Também do domínio da disparidade é o discurso da proximidade e da descentralização da gestão dos sistemas de transportes dos dois principais centros urbanos, Lisboa e Porto, quando o Estado, a administração central ou a concessionária Infraestruturas de Portugal não conseguem cumprir com o básico de manutenção e de salvaguarda da segurança rodoviária nas estradas da sua responsabilidade no interior do país. Há questões básicas em que o Estado não pode falhar, não as podendo querer resolver alheando-se das responsabilidades ou fazendo apelos para que os cidadãos não se dirijam aos serviços, como tem acontecido com a saúde. Há dinâmicas supramunicipais que não terão respostas na municipalização em curso.

Entre contradições e disparidades, o indicador de confiança das famílias do Instituto Nacional de Estatística (INE) atingiu em dezembro de 2016 o valor mais alto desde agosto de 2000, mas a confiança dos empresários, em especial a dos da construção e do comércio, continua a cair. Isto é, quem compra está animado; quem vende, nem tanto.

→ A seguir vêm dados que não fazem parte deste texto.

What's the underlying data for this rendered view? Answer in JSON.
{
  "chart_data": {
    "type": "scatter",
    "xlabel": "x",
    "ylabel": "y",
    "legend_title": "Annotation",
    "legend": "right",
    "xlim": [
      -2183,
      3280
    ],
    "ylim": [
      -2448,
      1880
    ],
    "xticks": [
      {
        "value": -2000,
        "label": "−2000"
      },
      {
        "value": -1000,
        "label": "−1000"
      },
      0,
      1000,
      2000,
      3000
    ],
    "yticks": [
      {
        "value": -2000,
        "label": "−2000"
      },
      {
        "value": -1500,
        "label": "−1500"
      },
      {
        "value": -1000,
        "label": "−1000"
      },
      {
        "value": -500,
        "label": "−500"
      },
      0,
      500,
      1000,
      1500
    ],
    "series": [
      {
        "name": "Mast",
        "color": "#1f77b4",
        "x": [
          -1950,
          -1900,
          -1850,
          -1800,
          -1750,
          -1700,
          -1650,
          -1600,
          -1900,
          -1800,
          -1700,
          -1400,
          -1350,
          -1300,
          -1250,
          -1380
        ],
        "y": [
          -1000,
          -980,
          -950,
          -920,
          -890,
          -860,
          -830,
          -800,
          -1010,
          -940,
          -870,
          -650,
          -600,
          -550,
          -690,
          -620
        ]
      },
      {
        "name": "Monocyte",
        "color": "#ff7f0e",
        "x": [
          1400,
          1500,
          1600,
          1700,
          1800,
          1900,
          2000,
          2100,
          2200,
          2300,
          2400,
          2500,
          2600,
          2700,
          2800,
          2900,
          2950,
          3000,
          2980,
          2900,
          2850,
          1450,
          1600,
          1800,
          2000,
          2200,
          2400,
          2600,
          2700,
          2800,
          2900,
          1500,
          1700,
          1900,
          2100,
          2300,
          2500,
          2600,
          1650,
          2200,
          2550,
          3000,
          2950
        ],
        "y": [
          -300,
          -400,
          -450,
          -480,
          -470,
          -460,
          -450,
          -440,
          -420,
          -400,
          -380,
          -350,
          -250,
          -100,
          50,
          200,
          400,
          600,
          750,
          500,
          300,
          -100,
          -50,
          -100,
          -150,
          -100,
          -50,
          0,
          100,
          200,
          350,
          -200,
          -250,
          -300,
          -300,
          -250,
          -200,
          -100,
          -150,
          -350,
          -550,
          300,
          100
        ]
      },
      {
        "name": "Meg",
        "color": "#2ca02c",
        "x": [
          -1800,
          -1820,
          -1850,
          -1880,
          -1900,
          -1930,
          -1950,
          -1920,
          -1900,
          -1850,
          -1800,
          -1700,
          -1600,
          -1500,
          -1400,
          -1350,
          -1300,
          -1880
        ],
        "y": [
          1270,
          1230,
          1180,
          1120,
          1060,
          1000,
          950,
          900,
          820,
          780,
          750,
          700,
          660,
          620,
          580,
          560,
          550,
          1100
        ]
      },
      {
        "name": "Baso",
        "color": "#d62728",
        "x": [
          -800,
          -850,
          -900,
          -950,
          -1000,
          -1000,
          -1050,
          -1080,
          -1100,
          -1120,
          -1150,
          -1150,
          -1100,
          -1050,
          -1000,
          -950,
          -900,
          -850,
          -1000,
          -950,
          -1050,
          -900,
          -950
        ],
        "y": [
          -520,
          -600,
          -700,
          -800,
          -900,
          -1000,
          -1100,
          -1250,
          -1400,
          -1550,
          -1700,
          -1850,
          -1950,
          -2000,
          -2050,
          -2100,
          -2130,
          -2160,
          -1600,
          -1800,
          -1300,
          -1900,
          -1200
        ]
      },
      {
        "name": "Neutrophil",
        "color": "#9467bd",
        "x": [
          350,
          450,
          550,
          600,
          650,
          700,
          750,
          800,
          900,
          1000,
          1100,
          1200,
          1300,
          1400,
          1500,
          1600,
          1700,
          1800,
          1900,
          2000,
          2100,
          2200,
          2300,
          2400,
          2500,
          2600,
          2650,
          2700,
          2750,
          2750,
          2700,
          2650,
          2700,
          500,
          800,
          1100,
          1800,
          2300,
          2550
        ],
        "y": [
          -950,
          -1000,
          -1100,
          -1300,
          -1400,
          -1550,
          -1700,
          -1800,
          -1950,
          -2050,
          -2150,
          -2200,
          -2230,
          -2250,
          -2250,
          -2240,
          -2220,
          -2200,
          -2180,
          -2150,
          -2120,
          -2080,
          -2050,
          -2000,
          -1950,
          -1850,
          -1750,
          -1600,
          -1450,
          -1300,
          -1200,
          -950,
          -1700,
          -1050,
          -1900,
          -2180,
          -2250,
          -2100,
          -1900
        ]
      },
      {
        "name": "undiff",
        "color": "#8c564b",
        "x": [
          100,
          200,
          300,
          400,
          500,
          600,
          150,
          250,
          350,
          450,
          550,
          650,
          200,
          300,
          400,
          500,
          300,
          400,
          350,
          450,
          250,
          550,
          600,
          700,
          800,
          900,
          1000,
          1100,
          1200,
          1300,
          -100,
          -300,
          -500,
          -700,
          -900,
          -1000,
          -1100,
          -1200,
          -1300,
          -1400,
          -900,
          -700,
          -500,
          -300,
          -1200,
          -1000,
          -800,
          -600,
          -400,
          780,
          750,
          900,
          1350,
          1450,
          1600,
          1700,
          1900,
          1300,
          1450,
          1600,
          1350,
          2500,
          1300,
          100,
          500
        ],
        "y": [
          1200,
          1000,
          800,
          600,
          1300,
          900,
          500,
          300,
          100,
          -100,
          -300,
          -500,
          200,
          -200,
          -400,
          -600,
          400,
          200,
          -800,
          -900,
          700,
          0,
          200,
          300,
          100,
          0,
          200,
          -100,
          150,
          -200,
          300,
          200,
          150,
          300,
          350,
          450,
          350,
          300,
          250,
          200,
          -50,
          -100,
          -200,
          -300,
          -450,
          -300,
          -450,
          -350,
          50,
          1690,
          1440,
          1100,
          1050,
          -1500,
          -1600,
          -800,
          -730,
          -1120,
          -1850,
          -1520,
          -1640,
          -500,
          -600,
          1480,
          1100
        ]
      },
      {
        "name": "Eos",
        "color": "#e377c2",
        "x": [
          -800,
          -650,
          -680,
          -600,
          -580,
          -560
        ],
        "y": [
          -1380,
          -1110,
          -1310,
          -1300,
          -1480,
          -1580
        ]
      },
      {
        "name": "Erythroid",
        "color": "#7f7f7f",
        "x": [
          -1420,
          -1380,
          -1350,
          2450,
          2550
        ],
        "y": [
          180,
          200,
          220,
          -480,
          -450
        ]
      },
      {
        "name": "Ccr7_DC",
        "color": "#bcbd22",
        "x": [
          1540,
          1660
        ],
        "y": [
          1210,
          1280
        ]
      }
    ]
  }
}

Em tempo de cantar as janeiras, vem–nos à memória a letra de “Natal dos Simples”, de José Afonso, não sendo certo que palavras se aplicam ao momento, se “Vira o vento e muda a sorte/ Por aqueles olivais perdidos/ Foi-se embora o vento norte” ou “Só se lembra dos caminhos velhos/ Quem anda à noite à ventura”. Num caso ou noutro, é tempo de combater as disparidades e assegurar sustentabilidade nas opções políticas.

Notas finais

Vamos cantar as janeiras. A escalada de atos terroristas e tensões políticas evidencia a exigência da missão do novo secretário-geral das Nações Unidas, António Guterres. Apesar de tudo, o tempo é de esperança. Até mesmo os detratores nacionais terão ao dispor um selo dos CTT que assinala o início de funções.

 

Muita neve cai na serra. Sérgio Monteiro, ex-secretário de Estado de Passos Coelho, foi contratado pelo Banco de Portugal para, por 25,4 mil euros mensais brutos mais IVA, vender o Novo Banco. Se o processo se arrasta, ainda passa de vendedor a comprador, tal é o pecúlio acumulado.

 

Já nos cansa esta lonjura. Tão solícitos a debitar palavrinhas de autoridade moral por tudo e por nada, agora nem piam. Segundo o jornal britânico “The Guardian”, o presidente da Comissão Europeia, Jean-Claude Juncker, nas vestes de primeiro-ministro do Luxemburgo, foi durante anos a principal força de bloqueio dos esforços da União Europeia no combate à evasão fiscal por parte de grandes multinacionais. A denúncia é sustentada em telegramas diplomáticos alemães. Já cansam estas pseudolideranças.